(By Fred Dunsel) Last Friday, Facebook Inc. (NASDAQ:FB
) continued its weekly decline to close at $27.10, a 2.2% drop for the week. The stock, which is now trading at 28.7% below its IPO price of $38, hit an all-time low of $25.52 last Wednesday. With a current market cap of $58 billion, pre-IPO speculation of a $100 billion valuation only served as reminder of a cruel joke whereby media hype has overtaken market fundamentals.

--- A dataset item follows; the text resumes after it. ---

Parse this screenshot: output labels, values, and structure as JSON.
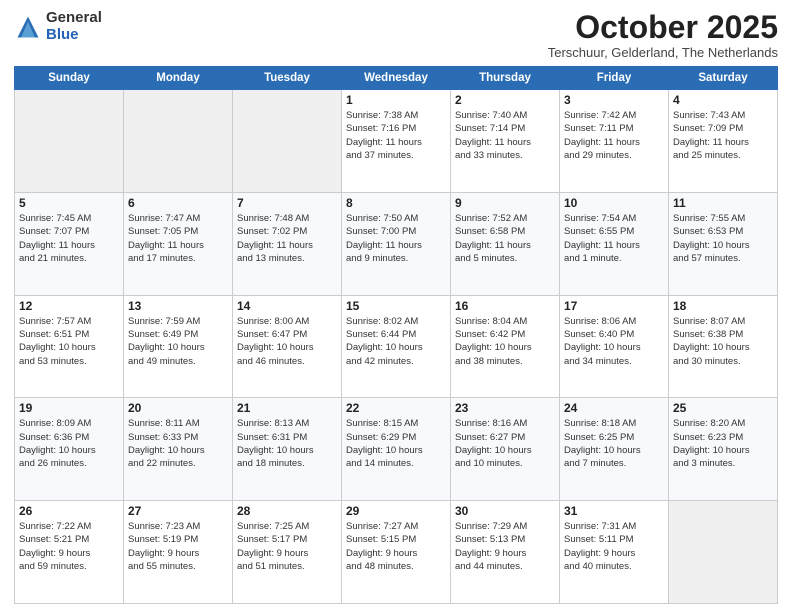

The gains made in the latter half of last week were primarily due to research company ComScore's report that marketers could use the social networking site to attract users to buy products. In its blog post, ComScore reported that companies that market to Facebook users who have signalled that they "like" a business or a particular brand could have increase the likelihood of the latter buying the product or service. Given Facebook's 900 million user base, that would be a big advantage for any company seeking to expand its customer appeal. This vote of confidence, coming after the recent deluge of bad news for Facebook, helped to provide a much-welcomed boost to the latter's stock price.
Meanwhile, the company's legal woes continue, with at least six lawsuits filed against its top officials, including CEO Mark Zuckerberg, as well as six investment banks involved in the IPO. The lawsuits alleged that Facebook had filed misleading disclosure statements, especially when its prospectus was amended (to include information about possible losses due to the increased use of mobile devices which PC-based Facebook would have problems monetizing the user traffic) on 9 May, so close to the IPO that brokerage firms downgraded the company's projected revenue performance and caused many institutional investors to stay away. Moreover, information about lowered earnings forecasts was only shared with selected clients.
Given the above, analysts are now revising their assessments of the company. Last week, Sanford C. Bernstein & Co. initiated coverage with an "underperform" rating and a $25 target price. Analyst Carlos Kirjner said, "it's difficult to argue for owning the stock today," adding that a near-term slowdown in sales growth would fuel concerns about the company's full-year sales. While S&P Capital IQ analyst Scott Kessler upgraded his rating on Facebook from "sell" to "hold", he maintained his $27 price target, saying that "we continue to have questions about (its) monetization, spending on internal investment, acquisitions of third-party companies and intellectual property, and corporate governance."